Akbelen’deki mücadeleyi hatırlatan bir başka vatandaş ise eski Sanayi ve Teknoloji Bakanı Mustafa Varank’a seslenerek meydan okudu:
“Haksız olduklarının farkındalar ve bu yüzden bize hiçbir şey yapamadılar, korkmuyoruz. Biz topraklarımıza sahip çıktığımızda karşımıza dikiliyorlar, bunu Akbelen’de de yaşadık. Sayın Varank’a sesleniyorum, geçen sefer bin tane jandarma, bir köye 5 tane toma gönderdin. Gönder, iki bin tane gönder, kendin gel yüreğin varsa, biz bu topraklar için ölmeye hazırız.
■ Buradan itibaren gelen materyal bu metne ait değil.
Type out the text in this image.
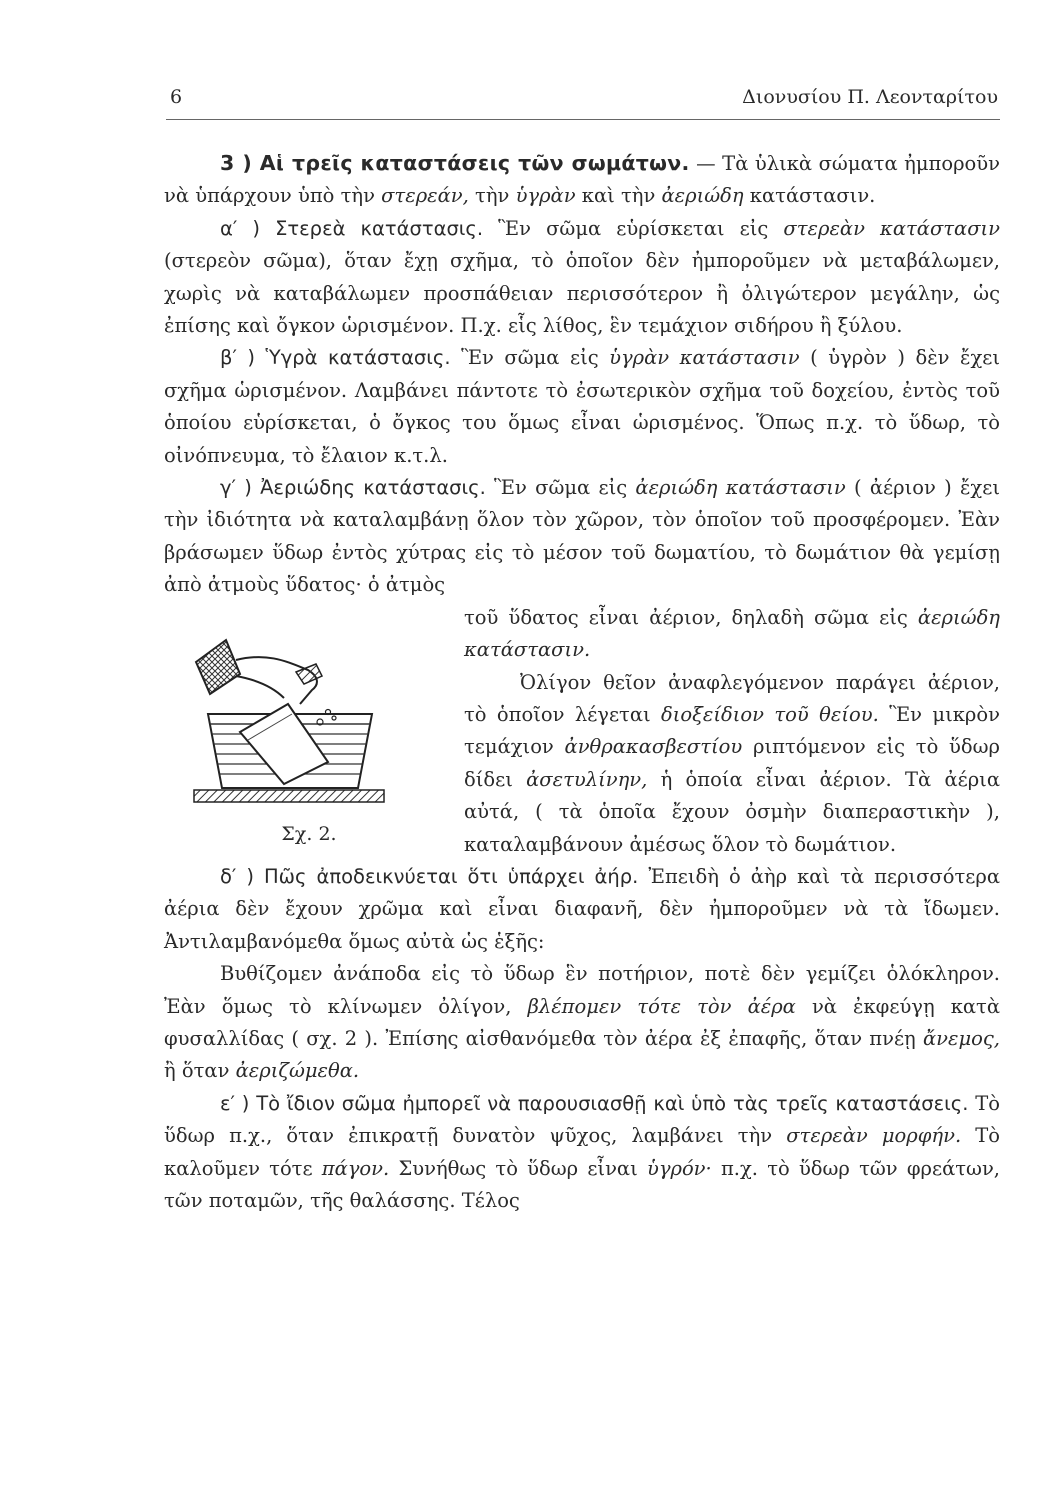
6	Διονυσίου Π. Λεονταρίτου

3 ) Αἱ τρεῖς καταστάσεις τῶν σωμάτων. — Τὰ ὑλικὰ σώματα ἠμποροῦν νὰ ὑπάρχουν ὑπὸ τὴν στερεάν, τὴν ὑγρὰν καὶ τὴν ἀεριώδη κατάστασιν.

α′ ) Στερεὰ κατάστασις. Ἓν σῶμα εὑρίσκεται εἰς στερεὰν κατάστασιν (στερεὸν σῶμα), ὅταν ἔχῃ σχῆμα, τὸ ὁποῖον δὲν ἠμποροῦμεν νὰ μεταβάλωμεν, χωρὶς νὰ καταβάλωμεν προσπάθειαν περισσότερον ἢ ὀλιγώτερον μεγάλην, ὡς ἐπίσης καὶ ὄγκον ὡρισμένον. Π.χ. εἷς λίθος, ἓν τεμάχιον σιδήρου ἢ ξύλου.

β′ ) Ὑγρὰ κατάστασις. Ἓν σῶμα εἰς ὑγρὰν κατάστασιν ( ὑγρὸν ) δὲν ἔχει σχῆμα ὡρισμένον. Λαμβάνει πάντοτε τὸ ἐσωτερικὸν σχῆμα τοῦ δοχείου, ἐντὸς τοῦ ὁποίου εὑρίσκεται, ὁ ὄγκος του ὅμως εἶναι ὡρισμένος. Ὅπως π.χ. τὸ ὕδωρ, τὸ οἰνόπνευμα, τὸ ἔλαιον κ.τ.λ.

γ′ ) Ἀεριώδης κατάστασις. Ἓν σῶμα εἰς ἀεριώδη κατάστασιν ( ἀέριον ) ἔχει τὴν ἰδιότητα νὰ καταλαμβάνῃ ὅλον τὸν χῶρον, τὸν ὁποῖον τοῦ προσφέρομεν. Ἐὰν βράσωμεν ὕδωρ ἐντὸς χύτρας εἰς τὸ μέσον τοῦ δωματίου, τὸ δωμάτιον θὰ γεμίσῃ ἀπὸ ἀτμοὺς ὕδατος· ὁ ἀτμὸς

Σχ. 2.

τοῦ ὕδατος εἶναι ἀέριον, δηλαδὴ σῶμα εἰς ἀεριώδη κατάστασιν.

Ὀλίγον θεῖον ἀναφλεγόμενον παράγει ἀέριον, τὸ ὁποῖον λέγεται διοξείδιον τοῦ θείου. Ἓν μικρὸν τεμάχιον ἀνθρακασβεστίου ριπτόμενον εἰς τὸ ὕδωρ δίδει ἀσετυλίνην, ἡ ὁποία εἶναι ἀέριον. Τὰ ἀέρια αὐτά, ( τὰ ὁποῖα ἔχουν ὀσμὴν διαπεραστικὴν ), καταλαμβάνουν ἀμέσως ὅλον τὸ δωμάτιον.

δ′ ) Πῶς ἀποδεικνύεται ὅτι ὑπάρχει ἀήρ. Ἐπειδὴ ὁ ἀὴρ καὶ τὰ περισσότερα ἀέρια δὲν ἔχουν χρῶμα καὶ εἶναι διαφανῆ, δὲν ἠμποροῦμεν νὰ τὰ ἴδωμεν. Ἀντιλαμβανόμεθα ὅμως αὐτὰ ὡς ἑξῆς:

Βυθίζομεν ἀνάποδα εἰς τὸ ὕδωρ ἓν ποτήριον, ποτὲ δὲν γεμίζει ὁλόκληρον. Ἐὰν ὅμως τὸ κλίνωμεν ὀλίγον, βλέπομεν τότε τὸν ἀέρα νὰ ἐκφεύγῃ κατὰ φυσαλλίδας ( σχ. 2 ). Ἐπίσης αἰσθανόμεθα τὸν ἀέρα ἐξ ἐπαφῆς, ὅταν πνέῃ ἄνεμος, ἢ ὅταν ἀεριζώμεθα.

ε′ ) Τὸ ἴδιον σῶμα ἠμπορεῖ νὰ παρουσιασθῇ καὶ ὑπὸ τὰς τρεῖς καταστάσεις. Τὸ ὕδωρ π.χ., ὅταν ἐπικρατῇ δυνατὸν ψῦχος, λαμβάνει τὴν στερεὰν μορφήν. Τὸ καλοῦμεν τότε πάγον. Συνήθως τὸ ὕδωρ εἶναι ὑγρόν· π.χ. τὸ ὕδωρ τῶν φρεάτων, τῶν ποταμῶν, τῆς θαλάσσης. Τέλος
Sen hazır mısın?“
Yasa teklifinin kanunlaşmasının ardından nöbetlerini tamamlayan köylüler, mücadelenin bitmediğini, aksine yeni başladığını şu sözlerle duyurdu: “Bu sadece başlangıçtı bizim için, bundan sonra mücadelemiz asıl köylerde, ormanlarda devam edecek. Biz, köylünün milletin efendisi olduğunu, şirketlerin köylüsü olmadığını bundan sonraki mücadelede göstereceğiz.”